Dissatisfaction in the time it took Centrelink to process claims and to make and review decisions was not far behind.
Centrelink received 1136 fewer compliments, a drop of 18 per cent.
Centrelink and its parent department came under sustained criticism this year after an Australian National Audit Office report found nearly a quarter of the 57 million phone calls made to Centrelink last year went unanswered.
The number of calls blocked - those not allowed into the queuing system when it was handling large volumes - grew from 13 million in 2013-2014, to more than 22 million in 2014-2015.
Department secretary Kathryn Campbell hit back at the auditor's report earlier this year, saying waiting times on Centrelink's phone lines had improved by an average of 26 seconds to 16 minutes and 27 seconds.
In June Ms Campbell said it was not clear how many were abandoning calls after receiving the information they needed from pre-recorded messages.
Two smaller agencies run by DHS, Medicare and Child Support, which received about 35,000 pieces of customer feedback between them, both recorded improvements, according to the annual report.

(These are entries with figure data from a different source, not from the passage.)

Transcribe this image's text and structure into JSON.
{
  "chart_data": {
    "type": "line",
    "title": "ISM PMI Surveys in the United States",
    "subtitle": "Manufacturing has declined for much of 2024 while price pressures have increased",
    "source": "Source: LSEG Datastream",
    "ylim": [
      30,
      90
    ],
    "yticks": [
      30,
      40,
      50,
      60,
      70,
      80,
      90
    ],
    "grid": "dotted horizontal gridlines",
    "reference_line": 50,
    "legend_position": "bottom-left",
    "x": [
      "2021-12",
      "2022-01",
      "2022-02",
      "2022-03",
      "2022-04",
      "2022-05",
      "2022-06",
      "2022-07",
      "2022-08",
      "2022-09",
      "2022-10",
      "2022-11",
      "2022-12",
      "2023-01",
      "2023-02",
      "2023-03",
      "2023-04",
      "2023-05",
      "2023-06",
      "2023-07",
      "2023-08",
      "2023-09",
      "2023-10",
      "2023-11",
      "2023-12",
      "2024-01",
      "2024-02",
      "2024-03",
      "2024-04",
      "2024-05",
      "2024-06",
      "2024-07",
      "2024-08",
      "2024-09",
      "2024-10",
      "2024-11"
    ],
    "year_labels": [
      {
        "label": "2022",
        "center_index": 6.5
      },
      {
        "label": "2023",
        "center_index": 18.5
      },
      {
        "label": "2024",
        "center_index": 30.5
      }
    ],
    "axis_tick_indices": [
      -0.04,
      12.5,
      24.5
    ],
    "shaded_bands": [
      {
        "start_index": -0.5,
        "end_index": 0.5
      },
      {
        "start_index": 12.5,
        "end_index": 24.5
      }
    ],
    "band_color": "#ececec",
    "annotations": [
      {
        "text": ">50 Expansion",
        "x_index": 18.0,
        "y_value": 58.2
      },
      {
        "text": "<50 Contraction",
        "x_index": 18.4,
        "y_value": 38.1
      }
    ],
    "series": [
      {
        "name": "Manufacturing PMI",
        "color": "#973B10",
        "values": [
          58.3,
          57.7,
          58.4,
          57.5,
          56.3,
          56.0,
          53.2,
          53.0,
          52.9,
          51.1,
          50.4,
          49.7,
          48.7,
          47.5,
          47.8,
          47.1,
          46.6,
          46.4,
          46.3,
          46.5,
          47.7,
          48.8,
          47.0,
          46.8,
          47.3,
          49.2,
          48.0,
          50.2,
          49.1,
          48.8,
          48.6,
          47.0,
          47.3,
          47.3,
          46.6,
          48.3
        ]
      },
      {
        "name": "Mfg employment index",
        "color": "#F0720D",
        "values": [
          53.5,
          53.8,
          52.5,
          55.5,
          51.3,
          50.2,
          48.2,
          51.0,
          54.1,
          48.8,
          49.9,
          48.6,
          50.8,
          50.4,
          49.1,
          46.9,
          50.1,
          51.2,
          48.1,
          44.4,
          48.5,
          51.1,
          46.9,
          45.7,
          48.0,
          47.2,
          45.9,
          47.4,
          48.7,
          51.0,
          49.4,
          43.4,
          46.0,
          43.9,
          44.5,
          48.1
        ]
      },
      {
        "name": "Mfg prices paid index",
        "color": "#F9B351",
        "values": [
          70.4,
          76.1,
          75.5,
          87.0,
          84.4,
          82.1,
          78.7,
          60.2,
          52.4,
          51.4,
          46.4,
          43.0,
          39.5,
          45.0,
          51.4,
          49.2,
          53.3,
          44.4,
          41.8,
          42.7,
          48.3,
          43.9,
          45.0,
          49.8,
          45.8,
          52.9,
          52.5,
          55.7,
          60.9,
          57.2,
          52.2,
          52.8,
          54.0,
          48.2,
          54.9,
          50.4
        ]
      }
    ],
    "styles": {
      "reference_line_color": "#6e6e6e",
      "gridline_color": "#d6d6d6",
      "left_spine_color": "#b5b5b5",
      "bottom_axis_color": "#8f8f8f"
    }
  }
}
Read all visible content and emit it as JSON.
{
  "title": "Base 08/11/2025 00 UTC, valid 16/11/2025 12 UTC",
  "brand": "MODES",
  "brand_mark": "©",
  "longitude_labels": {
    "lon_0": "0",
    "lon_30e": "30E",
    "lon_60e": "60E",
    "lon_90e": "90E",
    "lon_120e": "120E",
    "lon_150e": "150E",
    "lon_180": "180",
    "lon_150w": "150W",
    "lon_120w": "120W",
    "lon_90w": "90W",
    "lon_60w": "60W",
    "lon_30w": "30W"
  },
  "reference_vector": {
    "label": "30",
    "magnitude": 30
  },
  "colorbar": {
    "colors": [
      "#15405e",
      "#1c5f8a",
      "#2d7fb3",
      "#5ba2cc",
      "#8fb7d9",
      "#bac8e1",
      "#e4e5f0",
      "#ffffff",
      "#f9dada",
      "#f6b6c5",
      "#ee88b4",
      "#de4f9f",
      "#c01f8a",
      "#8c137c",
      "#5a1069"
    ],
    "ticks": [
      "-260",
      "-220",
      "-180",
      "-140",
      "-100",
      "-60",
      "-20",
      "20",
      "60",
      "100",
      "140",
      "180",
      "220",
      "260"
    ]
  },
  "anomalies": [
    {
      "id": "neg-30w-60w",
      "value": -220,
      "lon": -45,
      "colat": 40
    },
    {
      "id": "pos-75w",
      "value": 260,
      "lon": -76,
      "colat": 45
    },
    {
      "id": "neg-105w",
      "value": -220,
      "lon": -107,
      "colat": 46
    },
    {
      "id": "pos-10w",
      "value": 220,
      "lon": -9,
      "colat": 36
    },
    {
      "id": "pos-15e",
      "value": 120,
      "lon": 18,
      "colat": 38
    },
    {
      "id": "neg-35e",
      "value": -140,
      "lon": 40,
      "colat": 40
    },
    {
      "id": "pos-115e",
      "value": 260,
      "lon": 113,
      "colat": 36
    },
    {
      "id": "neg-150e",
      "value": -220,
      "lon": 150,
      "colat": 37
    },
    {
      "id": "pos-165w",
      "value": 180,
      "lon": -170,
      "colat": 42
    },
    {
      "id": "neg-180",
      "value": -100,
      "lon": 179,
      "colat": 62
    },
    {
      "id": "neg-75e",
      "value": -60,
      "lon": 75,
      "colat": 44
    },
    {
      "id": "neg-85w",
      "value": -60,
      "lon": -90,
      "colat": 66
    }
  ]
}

Complaints about Medicare decreased by 2 per cent and compliments increased by 7 per cent.
Again problems with the phone service - including disconnections, engaged signals and wait times - topped the list of complaints.
This was followed by difficulties using the Medicare website, including items being unavailable online or hard to find.
Child support received 7 per cent less complaints while the number of compliments remained the same compared to the previous year.
The DHS report said responses to resolve complaints may include "an apology, an explanation of the policy, correcting a customer's record, review of a decision, case management, or referral to an external organisation".
DHS compensated less customers in 2014-15 for administrative errors.
The department paid 2820 customer compensation claims last financial year compared to 3101 in 2013–14.